Rüdiger Frank ist Professor an der Universität Wien und Leiter des dortigen Instituts für Ostasienwissenschaften. Er befasst sich seit 1991 mit Nordkorea und hat dazu auch ein Buch geschrieben. Er besucht Nordkorea regelmäßig, zuletzt im Februar 2017.

Nordkorea treibt sein Nuklearprogramm weiter voran. Dürfen die das? Und wer bestimmt überhaupt, wer was darf?  Jetzt sei die historisch einmalige Gelegenheit, auf Kooperation statt Konfrontation zu setzen, schreibt Korea-Experte Rüdiger Frank.

Rein technisch ist die Frage nach dem bereits erreichten Entwicklungsstand des nordkoreanischen Atomprogramms kaum zu beantworten, trotz  hochauflösender Satellitenbilder. Nordkorea behandelt das Thema – wie alle Atommächte das gemacht haben – als Staatsgeheimnis.

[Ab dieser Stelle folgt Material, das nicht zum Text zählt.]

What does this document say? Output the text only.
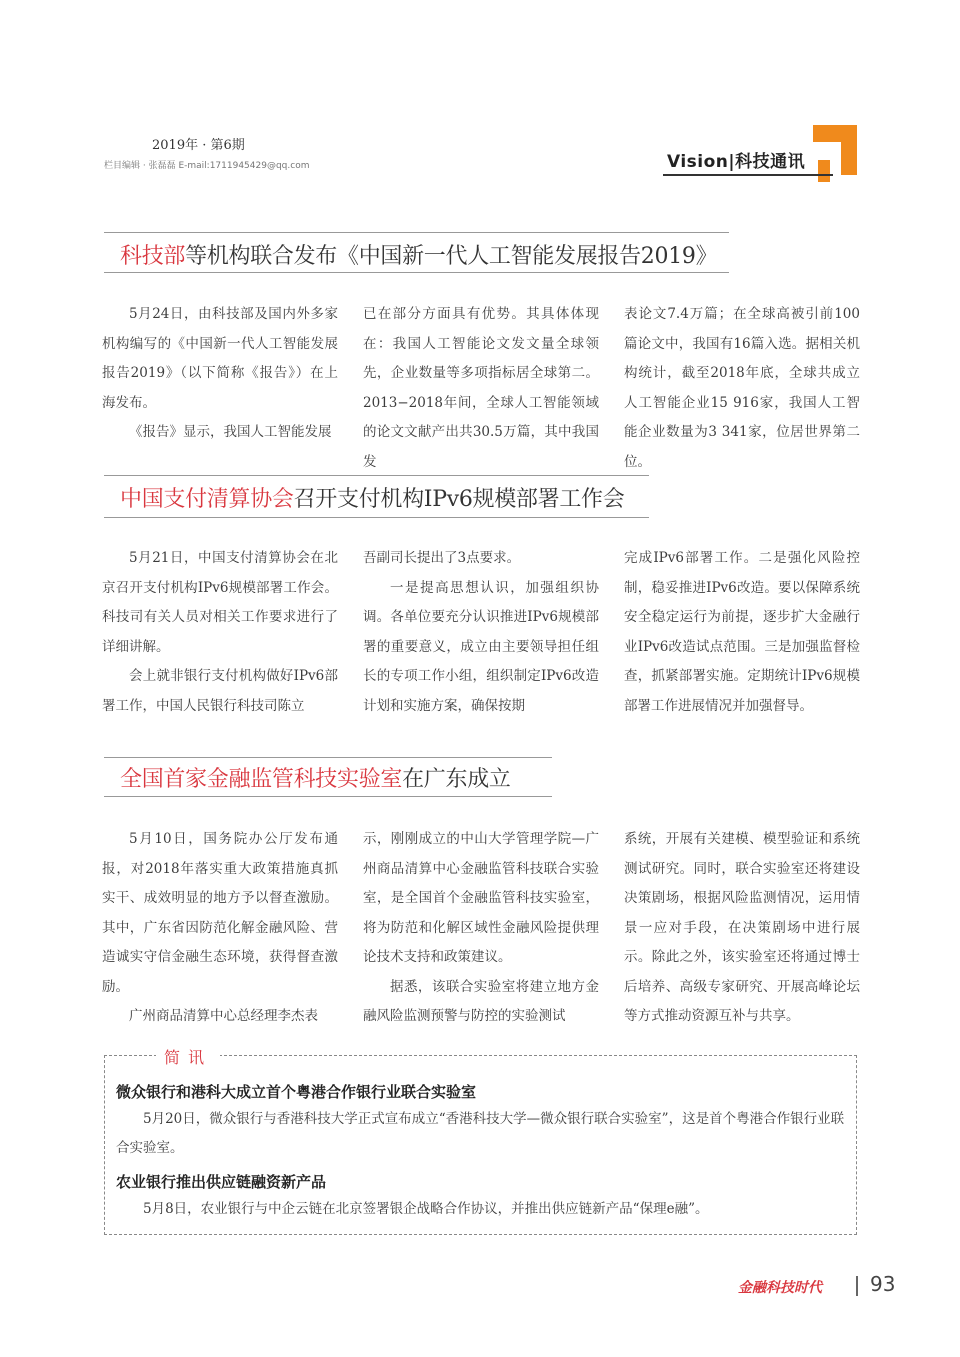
2019年 · 第6期
栏目编辑 · 张磊磊 E-mail:1711945429@qq.com	Vision|科技通讯
科技部等机构联合发布《中国新一代人工智能发展报告2019》

5月24日，由科技部及国内外多家机构编写的《中国新一代人工智能发展报告2019》（以下简称《报告》）在上海发布。

《报告》显示，我国人工智能发展

已在部分方面具有优势。其具体体现在：我国人工智能论文发文量全球领先，企业数量等多项指标居全球第二。2013−2018年间，全球人工智能领域的论文文献产出共30.5万篇，其中我国发

表论文7.4万篇；在全球高被引前100篇论文中，我国有16篇入选。据相关机构统计，截至2018年底，全球共成立人工智能企业15 916家，我国人工智能企业数量为3 341家，位居世界第二位。

中国支付清算协会召开支付机构IPv6规模部署工作会

5月21日，中国支付清算协会在北京召开支付机构IPv6规模部署工作会。科技司有关人员对相关工作要求进行了详细讲解。

会上就非银行支付机构做好IPv6部署工作，中国人民银行科技司陈立

吾副司长提出了3点要求。

一是提高思想认识，加强组织协调。各单位要充分认识推进IPv6规模部署的重要意义，成立由主要领导担任组长的专项工作小组，组织制定IPv6改造计划和实施方案，确保按期

完成IPv6部署工作。二是强化风险控制，稳妥推进IPv6改造。要以保障系统安全稳定运行为前提，逐步扩大金融行业IPv6改造试点范围。三是加强监督检查，抓紧部署实施。定期统计IPv6规模部署工作进展情况并加强督导。

全国首家金融监管科技实验室在广东成立

5月10日，国务院办公厅发布通报，对2018年落实重大政策措施真抓实干、成效明显的地方予以督查激励。其中，广东省因防范化解金融风险、营造诚实守信金融生态环境，获得督查激励。

广州商品清算中心总经理李杰表

示，刚刚成立的中山大学管理学院—广州商品清算中心金融监管科技联合实验室，是全国首个金融监管科技实验室，将为防范和化解区域性金融风险提供理论技术支持和政策建议。

据悉，该联合实验室将建立地方金融风险监测预警与防控的实验测试

系统，开展有关建模、模型验证和系统测试研究。同时，联合实验室还将建设决策剧场，根据风险监测情况，运用情景一应对手段，在决策剧场中进行展示。除此之外，该实验室还将通过博士后培养、高级专家研究、开展高峰论坛等方式推动资源互补与共享。

简讯
微众银行和港科大成立首个粤港合作银行业联合实验室

5月20日，微众银行与香港科技大学正式宣布成立“香港科技大学—微众银行联合实验室”，这是首个粤港合作银行业联合实验室。

农业银行推出供应链融资新产品

5月8日，农业银行与中企云链在北京签署银企战略合作协议，并推出供应链新产品“保理e融”。

金融科技时代 93
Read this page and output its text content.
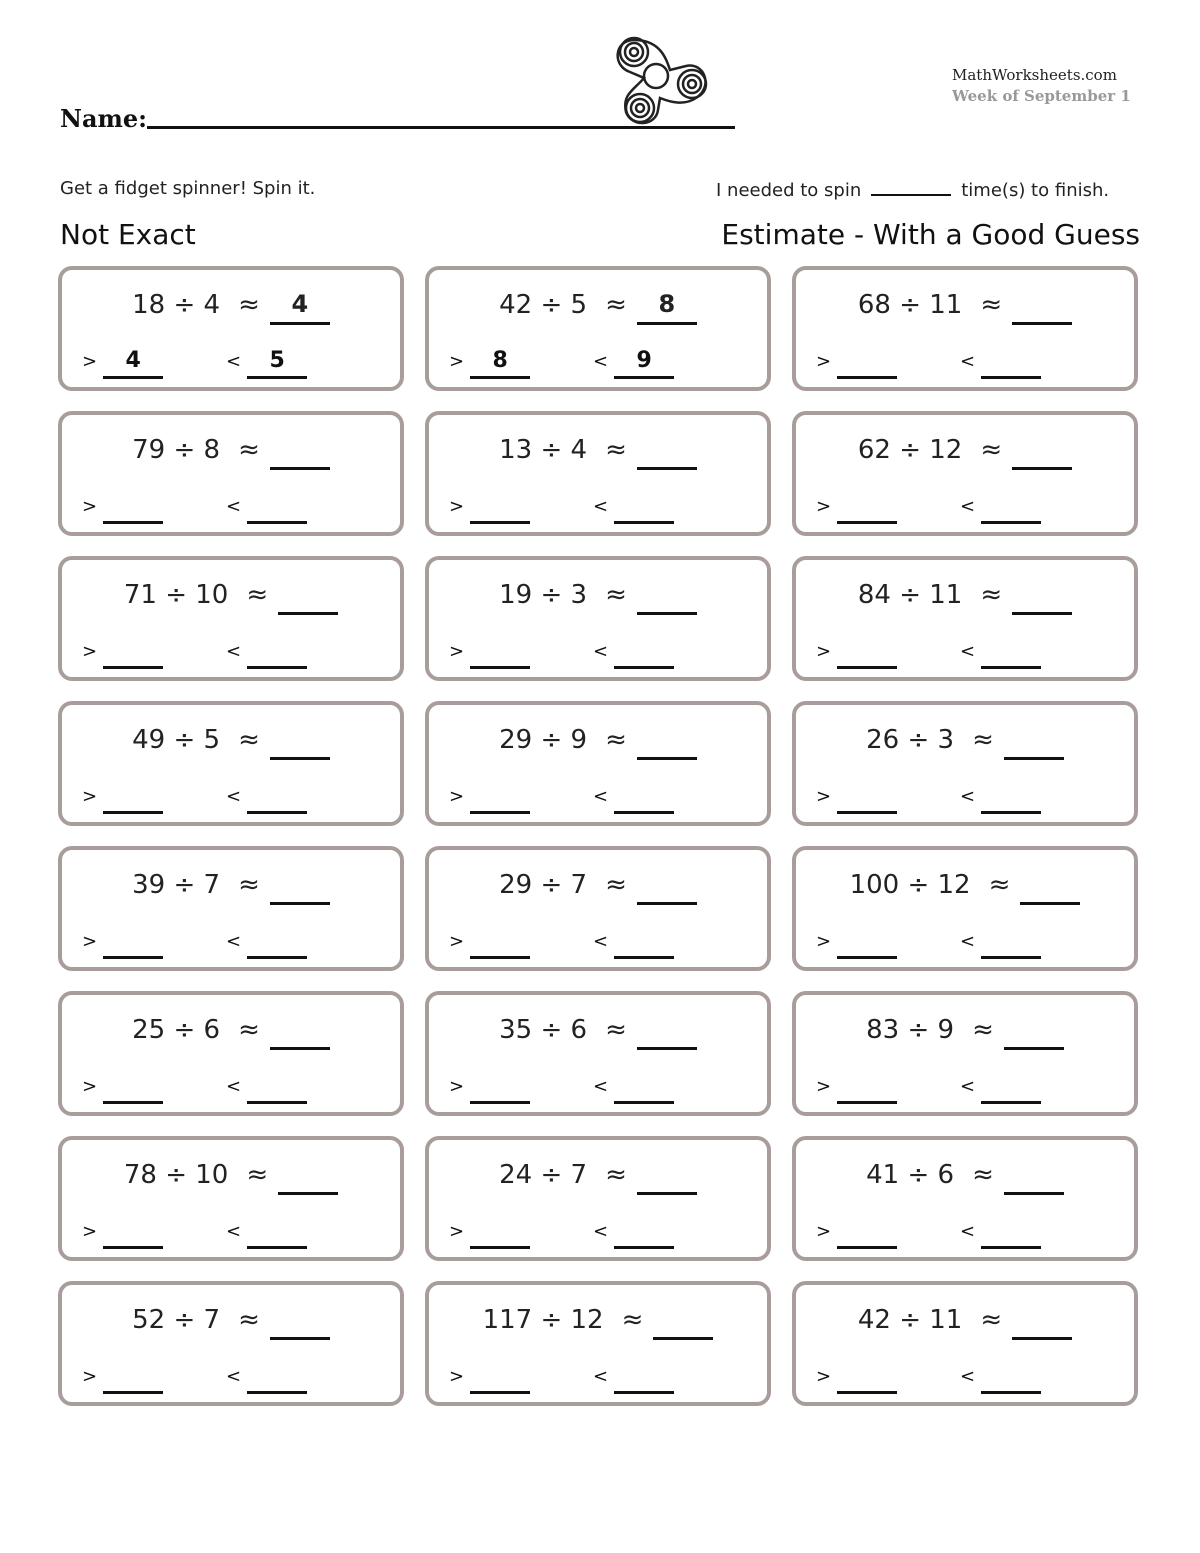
Name:
MathWorksheets.com
Week of September 1
Get a fidget spinner! Spin it.	I needed to spin	time(s) to finish.
Not Exact	Estimate - With a Good Guess
18 ÷ 4 ≈ 4
> 4	< 5
42 ÷ 5 ≈ 8
> 8	< 9
68 ÷ 11 ≈
>	<
79 ÷ 8 ≈
>	<
13 ÷ 4 ≈
>	<
62 ÷ 12 ≈
>	<
71 ÷ 10 ≈
>	<
19 ÷ 3 ≈
>	<
84 ÷ 11 ≈
>	<
49 ÷ 5 ≈
>	<
29 ÷ 9 ≈
>	<
26 ÷ 3 ≈
>	<
39 ÷ 7 ≈
>	<
29 ÷ 7 ≈
>	<
100 ÷ 12 ≈
>	<
25 ÷ 6 ≈
>	<
35 ÷ 6 ≈
>	<
83 ÷ 9 ≈
>	<
78 ÷ 10 ≈
>	<
24 ÷ 7 ≈
>	<
41 ÷ 6 ≈
>	<
52 ÷ 7 ≈
>	<
117 ÷ 12 ≈
>	<
42 ÷ 11 ≈
>	<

Wir wissen also recht wenig: Mit Stand vom Mai 2017 gab es fünf Atomtests, jeweils in Form einer unterirdischen atomaren Explosion auf nordkoreanischem Territorium. Erfahrungsgemäß braucht es noch viel mehr, bis man einen einsatzbereiten Sprengkopf konstruieren kann. Es ist also zu erwarten, dass es in Nordkorea bald wieder einmal kracht. Hinzu kommt die Raketenentwicklung, die ein unverzichtbarer Bestandteil des Atomwaffenprogramms ist und sich ebenfalls noch in der Testphase befindet. Jenseits dieser technischen Aspekte gibt es eine ethisch-moralische Dimension mit einer Reihe von kontrovers diskutierten Fragen; hier sind zwei davon.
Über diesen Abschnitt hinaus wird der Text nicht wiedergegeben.